Album Review: Various Artists – Ghetto Arc Presents Serious Times (2006)


Serious Times is one of the more mainstream post-millennium Reggae compilations on the market, and as such it represents an ideal sampler for anyone wishing to become more familiar with recent period flavours – be they of the Roots, One Drop, or Dancehall variety.

We get two CDs with essentially the same stuff on each – the first CD being an exclusive dubplate mix (by Federation Sound) with the second giving us the actual singles and split track versions.

Featuring the likes of Turbulence, Sizzla, Gyptian, Morgan Heritage, Richie Spice, Fantan Mojah, and Perfect, alongside others, it provides for a decent enough overview of what was happening within the genre (and an ever-increasing number of sub-genres) during 2006, and more generally over recent years. It all makes for a pretty good listen along the way, and for me the Roots-orientated numbers (like Rob Symeonn’s ‘Chosen One’ and Sizzla’s ‘Ain’t Gonna Fall’) provide the main highlights.
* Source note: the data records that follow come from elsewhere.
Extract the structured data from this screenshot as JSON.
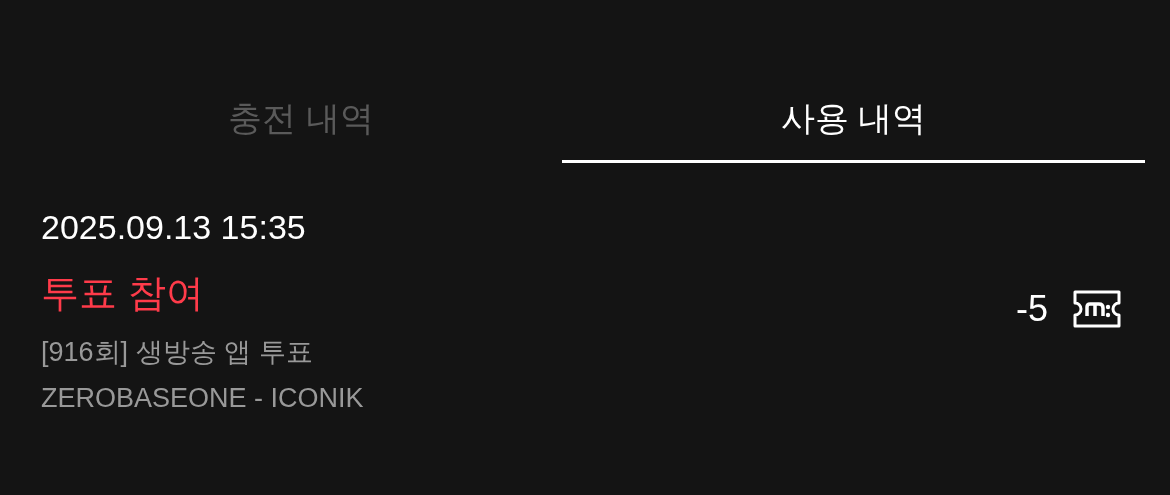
{
  "tabs": [
    {
      "label": "충전 내역",
      "selected": false
    },
    {
      "label": "사용 내역",
      "selected": true
    }
  ],
  "entries": [
    {
      "datetime": "2025.09.13 15:35",
      "title": "투표 참여",
      "details": [
        "[916회] 생방송 앱 투표",
        "ZEROBASEONE - ICONIK"
      ],
      "amount": "-5"
    }
  ]
}
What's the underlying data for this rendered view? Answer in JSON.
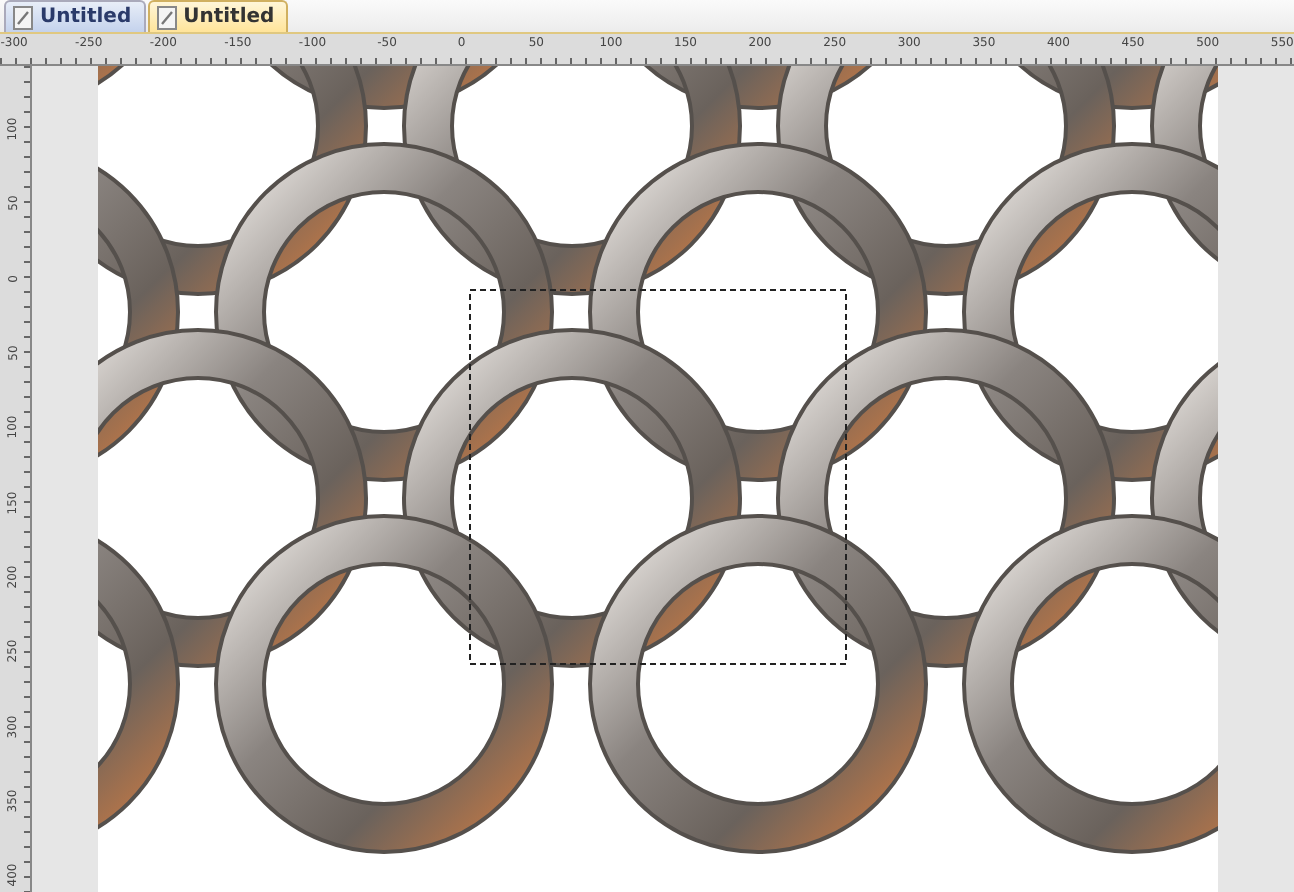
{
  "tabs": [
    {
      "label": "Untitled",
      "selected": false
    },
    {
      "label": "Untitled",
      "selected": true
    }
  ],
  "horizontal_ruler": {
    "labels": [
      "-300",
      "-250",
      "-200",
      "-150",
      "-100",
      "-50",
      "0",
      "50",
      "100",
      "150",
      "200",
      "250",
      "300",
      "350",
      "400",
      "450",
      "500",
      "550"
    ]
  },
  "vertical_ruler": {
    "labels": [
      "100",
      "50",
      "0",
      "50",
      "100",
      "150",
      "200",
      "250",
      "300",
      "350",
      "400"
    ]
  }
}
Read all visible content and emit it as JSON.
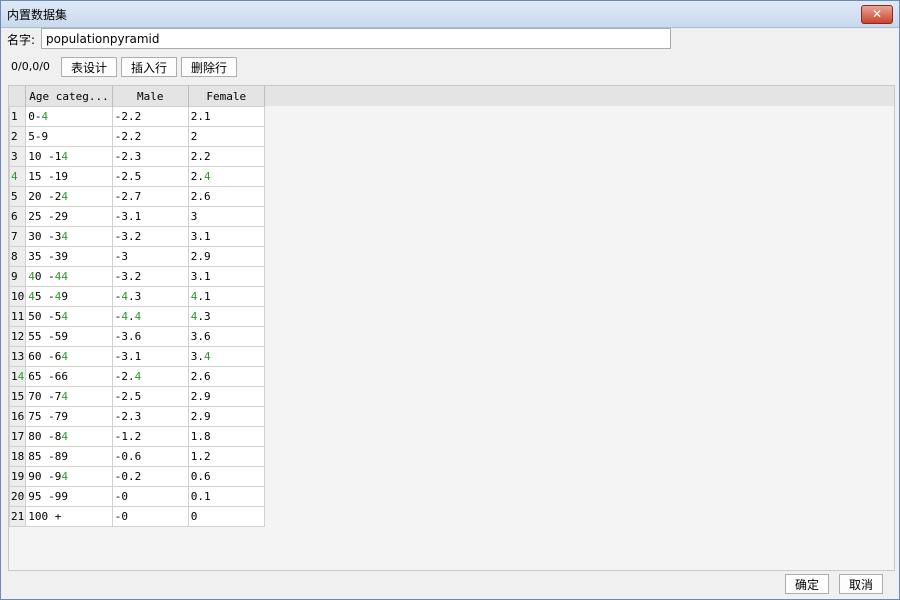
{
  "window": {
    "title": "内置数据集"
  },
  "name_field": {
    "label": "名字:",
    "value": "populationpyramid"
  },
  "toolbar": {
    "coords": "0/0,0/0",
    "table_design": "表设计",
    "insert_row": "插入行",
    "delete_row": "删除行"
  },
  "table": {
    "columns": [
      "Age categ...",
      "Male",
      "Female"
    ],
    "rows": [
      [
        "0-4",
        "-2.2",
        "2.1"
      ],
      [
        "5-9",
        "-2.2",
        "2"
      ],
      [
        "10 -14",
        "-2.3",
        "2.2"
      ],
      [
        "15 -19",
        "-2.5",
        "2.4"
      ],
      [
        "20 -24",
        "-2.7",
        "2.6"
      ],
      [
        "25 -29",
        "-3.1",
        "3"
      ],
      [
        "30 -34",
        "-3.2",
        "3.1"
      ],
      [
        "35 -39",
        "-3",
        "2.9"
      ],
      [
        "40 -44",
        "-3.2",
        "3.1"
      ],
      [
        "45 -49",
        "-4.3",
        "4.1"
      ],
      [
        "50 -54",
        "-4.4",
        "4.3"
      ],
      [
        "55 -59",
        "-3.6",
        "3.6"
      ],
      [
        "60 -64",
        "-3.1",
        "3.4"
      ],
      [
        "65 -66",
        "-2.4",
        "2.6"
      ],
      [
        "70 -74",
        "-2.5",
        "2.9"
      ],
      [
        "75 -79",
        "-2.3",
        "2.9"
      ],
      [
        "80 -84",
        "-1.2",
        "1.8"
      ],
      [
        "85 -89",
        "-0.6",
        "1.2"
      ],
      [
        "90 -94",
        "-0.2",
        "0.6"
      ],
      [
        "95 -99",
        "-0",
        "0.1"
      ],
      [
        "100 +",
        "-0",
        "0"
      ]
    ]
  },
  "footer": {
    "ok": "确定",
    "cancel": "取消"
  },
  "colors": {
    "digit_highlight": "#2a9a2a",
    "close_button": "#c9432d"
  }
}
Other highlights include Gyptian’s title-track (so good we get three mixes), the two mixes of Turbulence’s ‘Notorious’, Morgan Heritage with ‘Wall Of Babylon’, Nitty Kutchie with ‘Ghetto’, and Nanko’s soulful and ultimately quite beautiful ‘Lucky You’.
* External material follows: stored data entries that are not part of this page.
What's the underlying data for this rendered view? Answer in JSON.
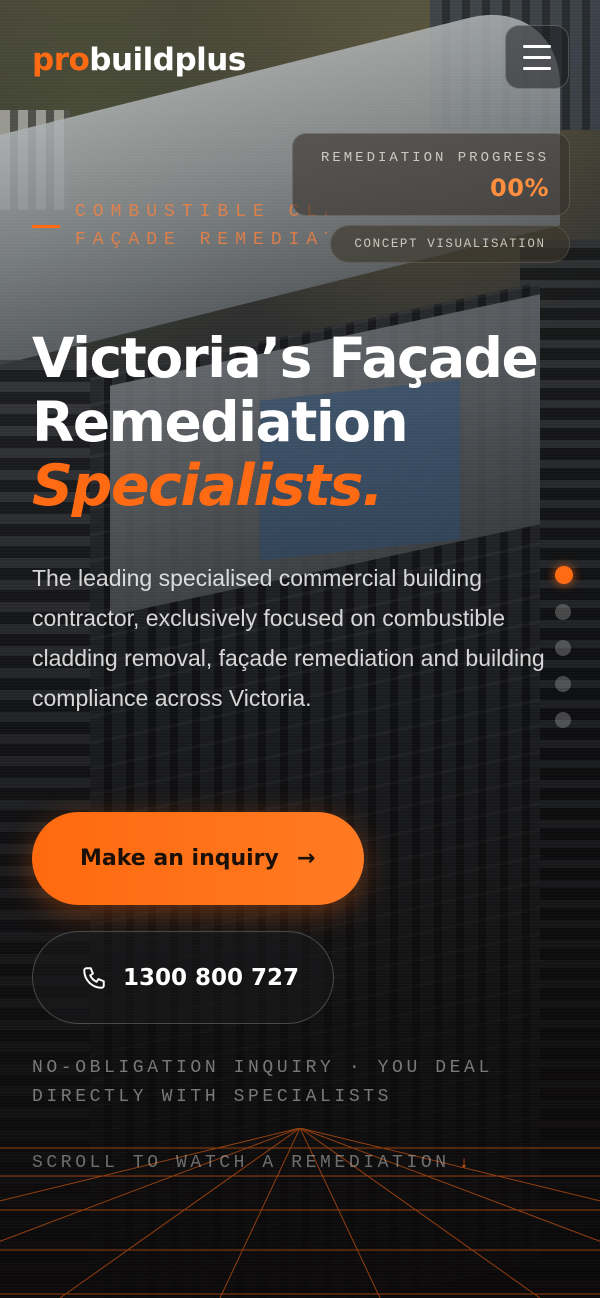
{
  "header": {
    "logo_accent": "pro",
    "logo_rest": "buildplus"
  },
  "progress": {
    "label": "REMEDIATION PROGRESS",
    "value": "00%",
    "fraction": 0,
    "concept_label": "CONCEPT VISUALISATION"
  },
  "eyebrow": {
    "line1": "COMBUSTIBLE CLADDING",
    "line2": "FAÇADE REMEDIATION"
  },
  "hero": {
    "title_line1": "Victoria’s Façade",
    "title_line2": "Remediation",
    "title_accent": "Specialists.",
    "lead": "The leading specialised commercial building contractor, exclusively focused on combustible cladding removal, façade remediation and building compliance across Victoria."
  },
  "section_dots": {
    "count": 5,
    "active_index": 0
  },
  "cta": {
    "primary_label": "Make an inquiry",
    "primary_arrow": "→",
    "phone_number": "1300 800 727"
  },
  "note": "NO-OBLIGATION INQUIRY · YOU DEAL DIRECTLY WITH SPECIALISTS",
  "scroll_hint": "SCROLL TO WATCH A REMEDIATION",
  "scroll_arrow": "↓",
  "colors": {
    "accent": "#ff6a13",
    "background": "#0d0b0a"
  },
  "icons": {
    "menu": "hamburger-icon",
    "phone": "phone-icon",
    "arrow": "arrow-right-icon",
    "scroll": "arrow-down-icon"
  }
}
Album Review: Fat Freddy’s Drop – Dr Boondigga And The Big BW (2009)


It took four years to produce a follow-up to the successful 2005 breakthrough album Based On A True Story, but clearly Fat Freddy’s Drop wanted to ensure the quality control filter was set appropriately high, and despite the rather absurd album title, Dr Boondigga And The Big BW, for the most part, comes up trumps.
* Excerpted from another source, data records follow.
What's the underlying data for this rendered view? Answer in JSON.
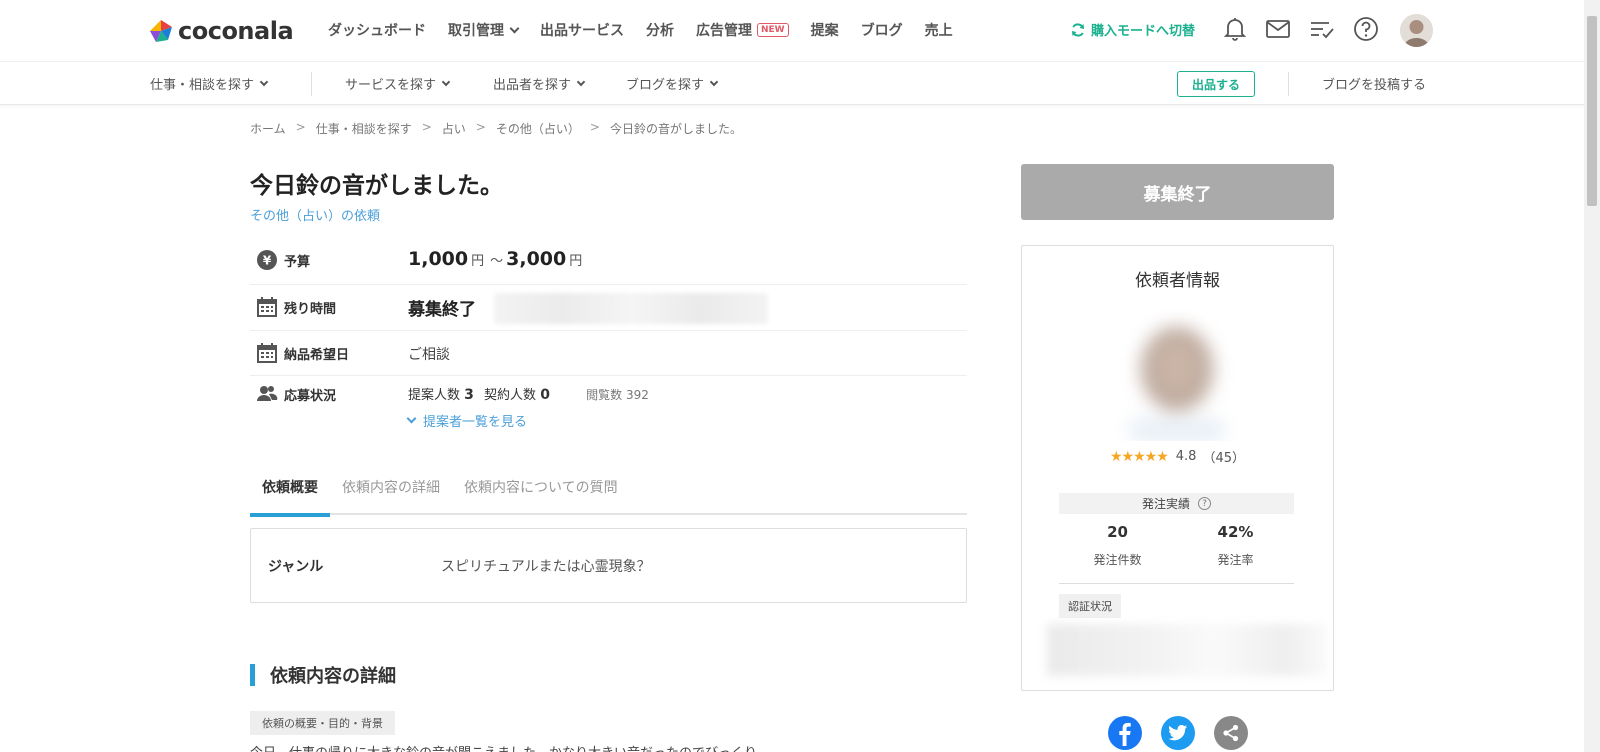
{
  "brand": {
    "logo_text": "coconala",
    "accent": "#1bb18f",
    "link": "#4a9fd8",
    "tab_active": "#2a9fd6",
    "star": "#f5a623",
    "badge": "#e05a66"
  },
  "header": {
    "nav": [
      "ダッシュボード",
      "取引管理",
      "出品サービス",
      "分析",
      "広告管理",
      "提案",
      "ブログ",
      "売上"
    ],
    "new_badge": "NEW",
    "buyer_mode": "購入モードへ切替",
    "icons": [
      "bell-icon",
      "mail-icon",
      "list-check-icon",
      "help-icon"
    ]
  },
  "subnav": {
    "find_work": "仕事・相談を探す",
    "find_service": "サービスを探す",
    "find_seller": "出品者を探す",
    "find_blog": "ブログを探す",
    "sell": "出品する",
    "post_blog": "ブログを投稿する"
  },
  "breadcrumb": [
    "ホーム",
    "仕事・相談を探す",
    "占い",
    "その他（占い）",
    "今日鈴の音がしました。"
  ],
  "breadcrumb_sep": ">",
  "request": {
    "title": "今日鈴の音がしました。",
    "category_link": "その他（占い）の依頼",
    "budget_label": "予算",
    "budget_min": "1,000",
    "budget_max": "3,000",
    "yen": "円",
    "tilde": "～",
    "remaining_label": "残り時間",
    "remaining_value": "募集終了",
    "delivery_label": "納品希望日",
    "delivery_value": "ご相談",
    "status_label": "応募状況",
    "proposals_label": "提案人数",
    "proposals": "3",
    "contracts_label": "契約人数",
    "contracts": "0",
    "views_label": "閲覧数",
    "views": "392",
    "proposer_list": "提案者一覧を見る"
  },
  "tabs": [
    "依頼概要",
    "依頼内容の詳細",
    "依頼内容についての質問"
  ],
  "genre": {
    "label": "ジャンル",
    "value": "スピリチュアルまたは心霊現象？"
  },
  "details": {
    "heading": "依頼内容の詳細",
    "tag": "依頼の概要・目的・背景",
    "text": "今日、仕事の帰りに大きな鈴の音が聞こえました。かなり大きい音だったのでびっくり"
  },
  "sidebar": {
    "closed_button": "募集終了",
    "client_title": "依頼者情報",
    "stars": "★★★★★",
    "rating": "4.8",
    "reviews": "（45）",
    "order_head": "発注実績",
    "orders": "20",
    "orders_label": "発注件数",
    "order_rate": "42%",
    "order_rate_label": "発注率",
    "verify": "認証状況"
  },
  "share": [
    "facebook-icon",
    "twitter-icon",
    "share-icon"
  ]
}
Combining elements of Dub, Funk, Blues, and old fashioned Soul, with an added jazzy hip-hoppy vibe on one or two tracks, this is most definitely a return to top form for Godzone’s leading purveyors of bass heavy eclectic funk. Again, as with BOATS, horns and brass feature prominently, there’s the usual quota of guitar, synth, and electronic loopy bits, but mostly Dr Boondigga is all about bass and percussion. Rhythm has always been the main course for FFD, and to some extent, everything else – including the vocals – feels a little bit like additional garnish.

If there is a criticism it is that the laidback nature of several tracks tends to emphasise their length (‘Shiverman’ for example, is just a little too long) and you’d want to be careful about setting your iPod on repeat lest you find yourself dozing off involuntarily.

Five (of nine in total) for downloading: ‘The Raft’, the singles ‘Pull The Catch’ and ‘The Camel’, plus ‘The Nod’ (which features rapper MC Slave), and ‘Wild Wind’ … basically the entire middle section of the album.